Jeanne Gang, FAIA, is the founding partner of Studio Gang, an international architecture and urban design practice with offices in Chicago, New York, San Francisco, and Paris. Known for an inquisitive, forward-looking design approach that unfolds new technical and material possibilities and expands the active role of designers in society, she creates striking places that connect people with each other, their communities, and the environment.
Her diverse, award-winning portfolio includes cultural centers that convene diverse audiences, public projects that connect citizens with ecology, and high-rise towers that foster community.

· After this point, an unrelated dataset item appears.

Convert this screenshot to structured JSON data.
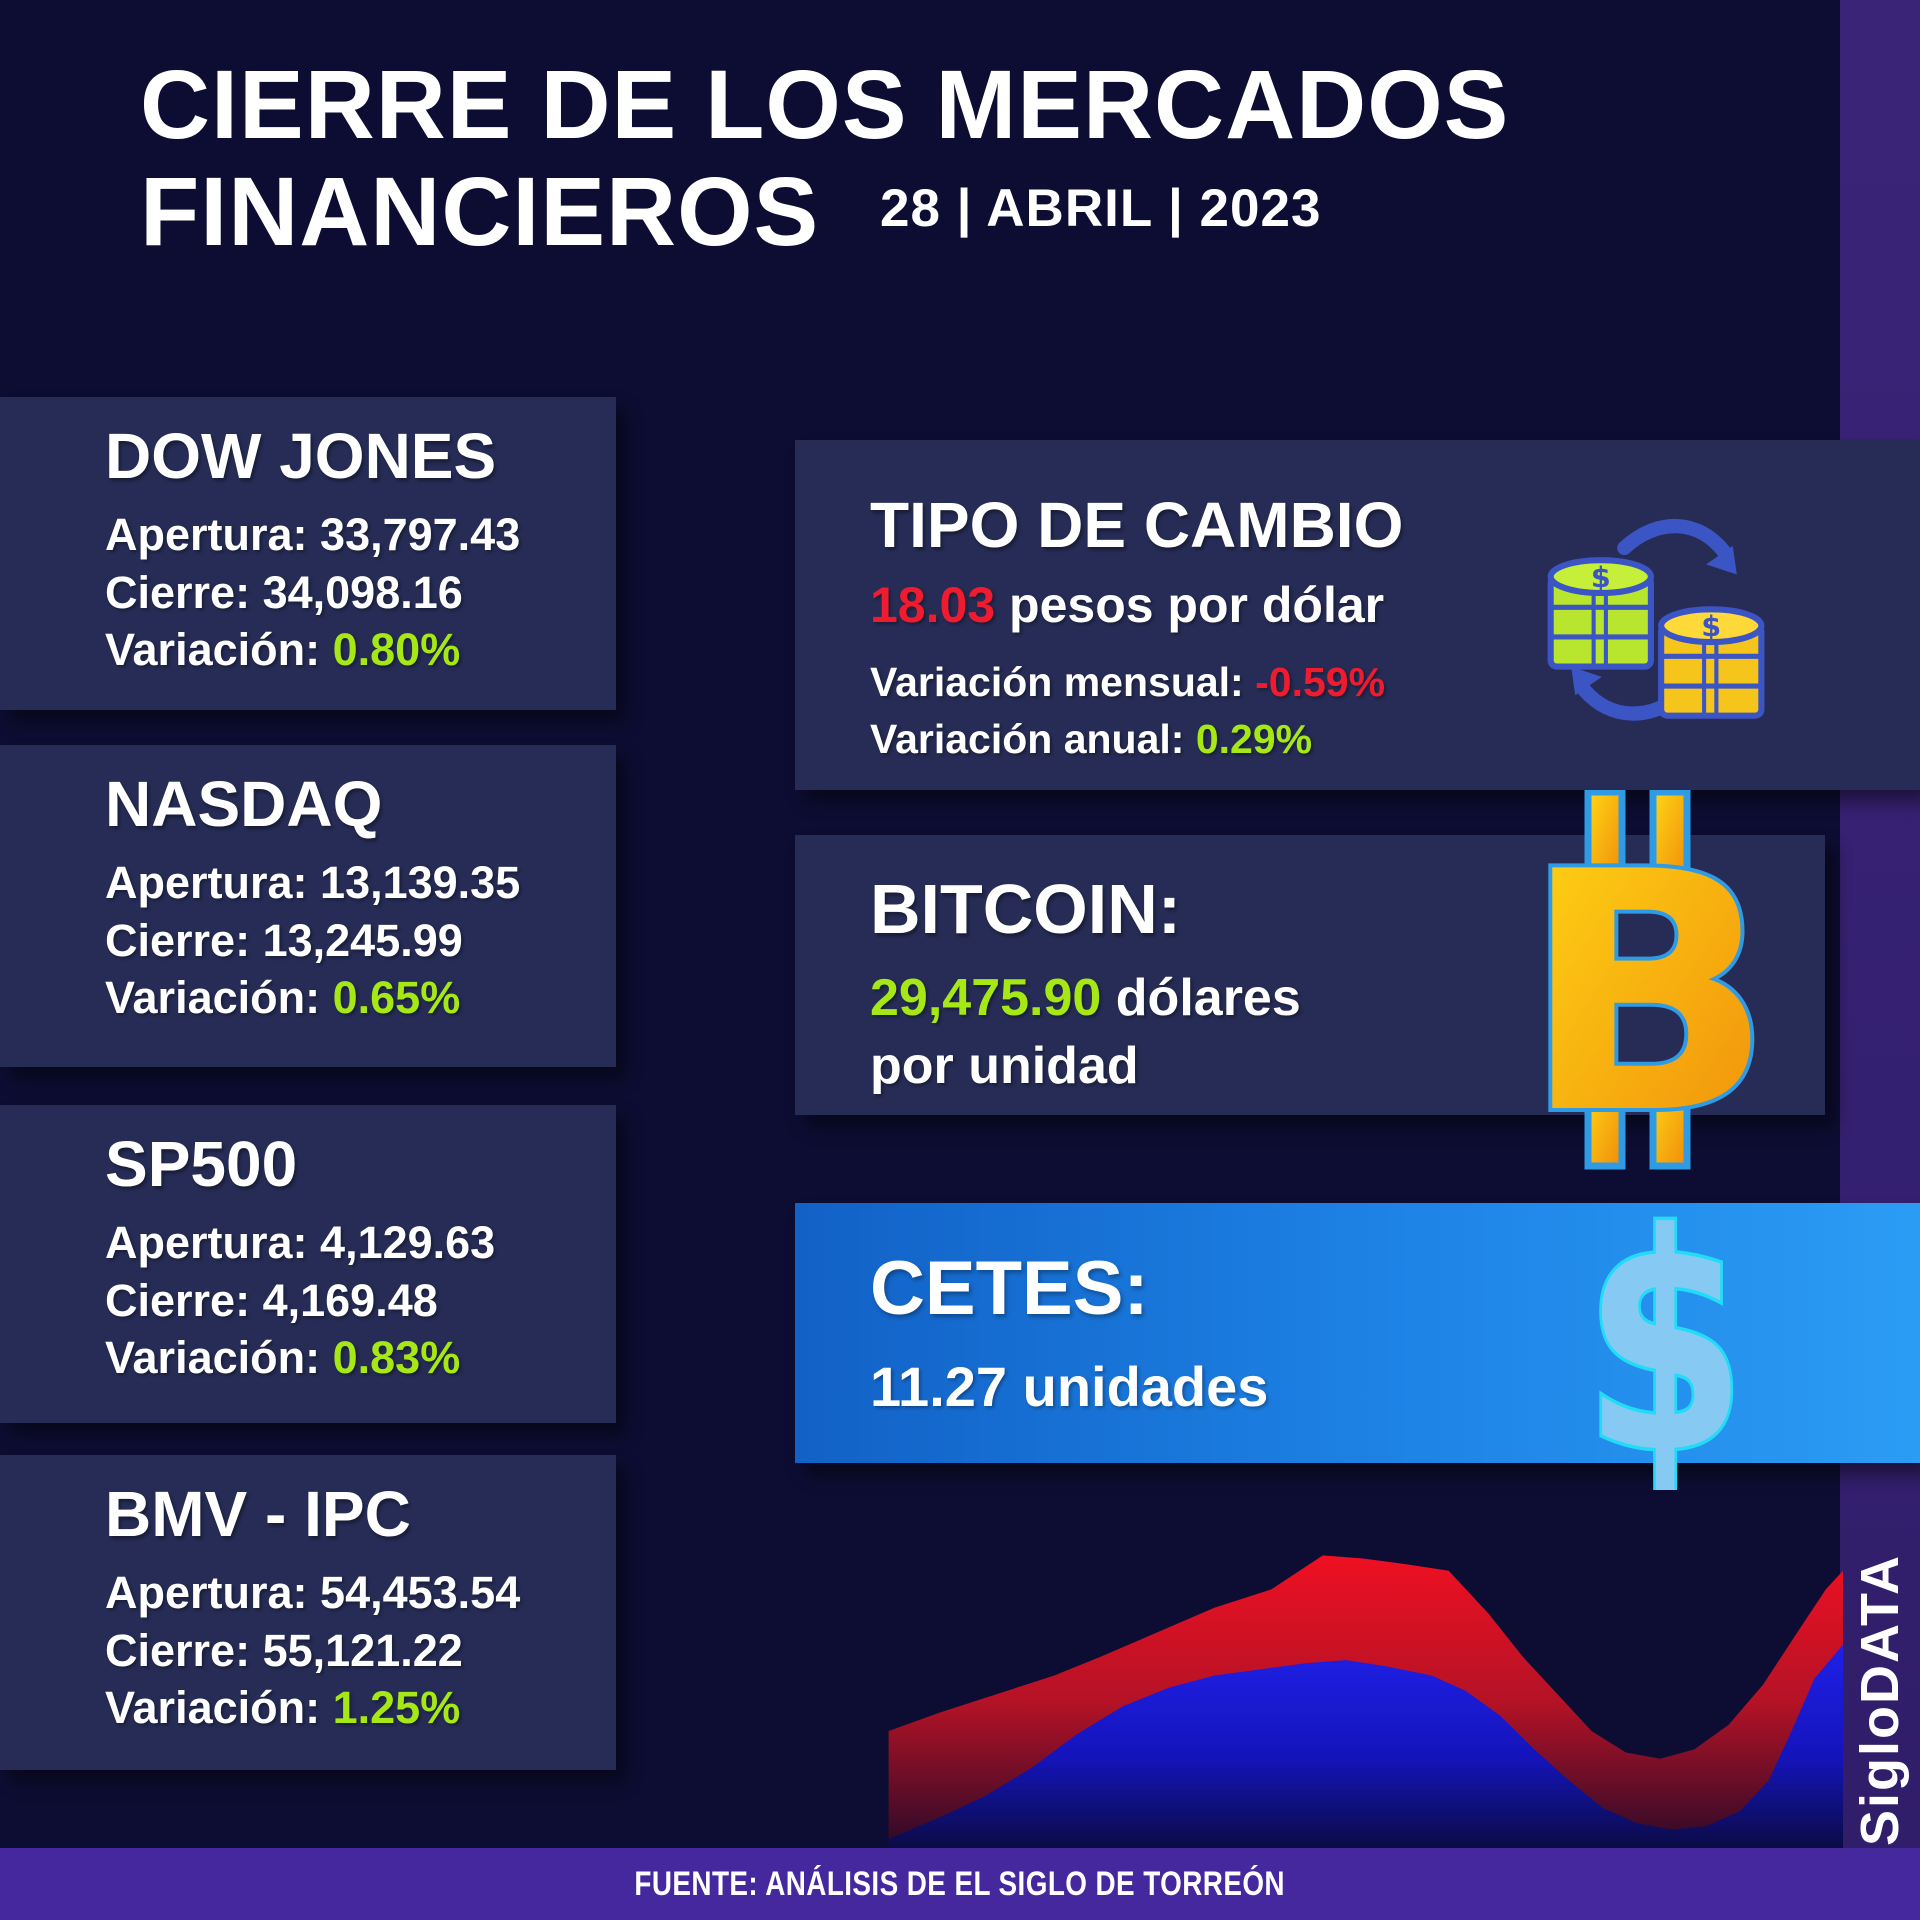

Notable among these are the Arcus Center for Social Justice Leadership, the reimagined Arkansas Museum of Fine Arts, and the recently completed Richard Gilder Center for Science, Education, and Innovation at the American Museum of Natural History, which the New York Times called "a poetic, joyful, theatrical work of public architecture."
Her ongoing projects throughout the Americas and Europe include the new United States Embassy in Brasília; the University of Chicago’s European hub for study and research in Paris; Stanford University’s new Sustainability Commons in Palo Alto; and an expansion of the Clinton Presidential Center in Little Rock.
Intertwined with built work, Jeanne and the Studio develop research, publications, and exhibitions that push design’s ability to create public awareness and give rise to change—a practice Jeanne calls “actionable idealism.” Her upcoming book, the Art of Architectural Grafting, will be released this Spring in French and English.
A MacArthur Fellow and a Professor in Practice at the Harvard Graduate School of Design, Jeanne’s has received the ULI Prize for Visionaries in Urban Development and was named one of the most influential people in the world by TIME magazine.